Come leggere Dante oggi? Ascoltarlo è forse meglio (anche
su Spotify c’è tutta la Divina Commedia letta da grandi interpreti!)?
Credo che la
lettura e l’ascolto mobilitino due tipi di attenzione diversi. Per esempio,
sono convinta che se il bravissimo Benigni fosse un lombardo, o un siciliano,
la parte della sua performance affidata alla lettura avrebbe avuto un effetto
diverso. Dante ha pensato la sua Commedia in toscano, l’italiano non esisteva
neppure. Certi effetti acustici che voleva ottenere, essenziali in poesia, sono
comunicabili solo attraverso la riproduzione di determinate aperture vocaliche,
o di fenomeni fonetici tipici del toscano, come il raddoppiamento
fonosintattico o la gorgia.
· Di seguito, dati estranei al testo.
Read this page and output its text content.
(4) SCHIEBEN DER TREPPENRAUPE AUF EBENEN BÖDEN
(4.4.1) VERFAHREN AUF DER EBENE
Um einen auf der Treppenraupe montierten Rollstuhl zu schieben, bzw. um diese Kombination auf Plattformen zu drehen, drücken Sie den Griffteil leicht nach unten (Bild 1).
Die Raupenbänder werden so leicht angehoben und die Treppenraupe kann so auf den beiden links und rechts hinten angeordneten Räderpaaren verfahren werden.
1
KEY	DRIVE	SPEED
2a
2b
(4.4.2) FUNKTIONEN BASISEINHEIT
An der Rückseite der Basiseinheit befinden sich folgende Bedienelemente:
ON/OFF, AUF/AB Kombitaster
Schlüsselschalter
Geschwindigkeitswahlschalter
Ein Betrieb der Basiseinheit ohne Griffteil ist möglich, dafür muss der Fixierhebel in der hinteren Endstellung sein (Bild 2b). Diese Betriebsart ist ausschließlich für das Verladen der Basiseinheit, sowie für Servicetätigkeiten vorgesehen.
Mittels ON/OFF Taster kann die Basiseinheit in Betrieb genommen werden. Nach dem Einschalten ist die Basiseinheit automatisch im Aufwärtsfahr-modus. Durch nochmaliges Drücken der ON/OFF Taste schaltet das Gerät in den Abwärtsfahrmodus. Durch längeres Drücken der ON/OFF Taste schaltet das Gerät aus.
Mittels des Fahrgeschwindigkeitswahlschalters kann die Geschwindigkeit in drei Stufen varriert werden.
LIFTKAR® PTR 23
L’ascolto però obbliga a correre dietro alla
successione lineare dei suoni, la lettura invece consente di fermarsi, di
tornare indietro, di rileggere: esattamente come suggerisce Dante, del resto.
E allora la lettura
di oggi deve essere consapevole, da una parte, delle indicazioni che l’autore
stesso dissemina lungo la sua opera: visto che si è premurato di fornirci un
libretto di istruzioni (lo riassumo in un capitolo), seguiamolo per far
funzionare al meglio l’oggetto che abbiamo tra le mani. Dall’altra deve mettere
in conto che la comprensione di quanto scritto implica la disponibilità ad
“uscire” dal sistema mentale attuale per avvicinarci a quello da cui l’opera è
germinata. Ma questo è un presupposto ineliminabile, benché talvolta rimosso,
per qualunque tipo di incontro.
Dante non è solo Commedia: che cosa non bisognerebbe
perdersi?
l) Per quanto mi
riguarda non ho dubbi: la Vita nova. Non solo perché è l’antecedente conclamato
della Commedia, e perché è un’opera narrativa conclusa e strutturata
dall’autore. Ma soprattutto perché è una storia d’amore che ci accompagna nel
cammino di conoscenza dell’amore. Tra gli opinion leader del tempo di Dante,
c’era chi sosteneva che un innamoramento non può lasciare indifferente il
destinatario del sentimento, e che quindi si può sperare in una sorta di
corresponsione quasi automatica. Altri dicevano che per innamorarsi occorre una
sorta di predisposizione, che l’eventuale intercettazione visiva della
fortunata (o fortunato) metterebbe in moto. Dante invece torna saldamente nella
realtà, ponendo la questione sul piano di un libero (come sempre) e
responsabile (come sempre) coinvolgimento con un “altro” da sé, da conoscere e
riconoscere, grazie all’aiuto della ragione e del giudizio, come strada maestra
per raggiungere la propria felicità. Non saprei spiegarlo meglio ai miei figli.
Poi succedono tante
cose che accadono in una storia d’amore: Dante non riesce mai a essere
disinvolto in presenza di Beatrice e si fa prendere in giro dalle amiche di lei
per la sua goffaggine; Beatrice gli nega il saluto perché lui ha guardato un
po’ troppo un’altra donna. E lui a disperarsi perché le cose, in questo amore
che ormai non si può più tenere nascosto, non vanno come vorrebbe. Finché
un’amica, a cui ha deciso di confidare le sue pene, un giorno gli chiede: “Ma
perché se la ami tanto continui a essere ripiegato su te stesso e concentrato
su quello che non hai?”.
Per Dante è una
folgorazione, e da quel momento la sua poesia non sarà più la stessa. In quel
frangente ha capito che in un rapporto affettivo la decisione di amare è
personale e inalienabile, che nemmeno i capricci e il disinteresse dell’amata possono
sottargliela. Ha realizzato una volta per tutte che è lui col suo amore a fare
di Beatrice ciò che lei significa per lui. Ed è un possesso, come dice
testualmente Dante, “che non gli può venire meno”.
Ho sentito una
volta una psicanalista dire durante una conferenza esattamente la stessa cosa.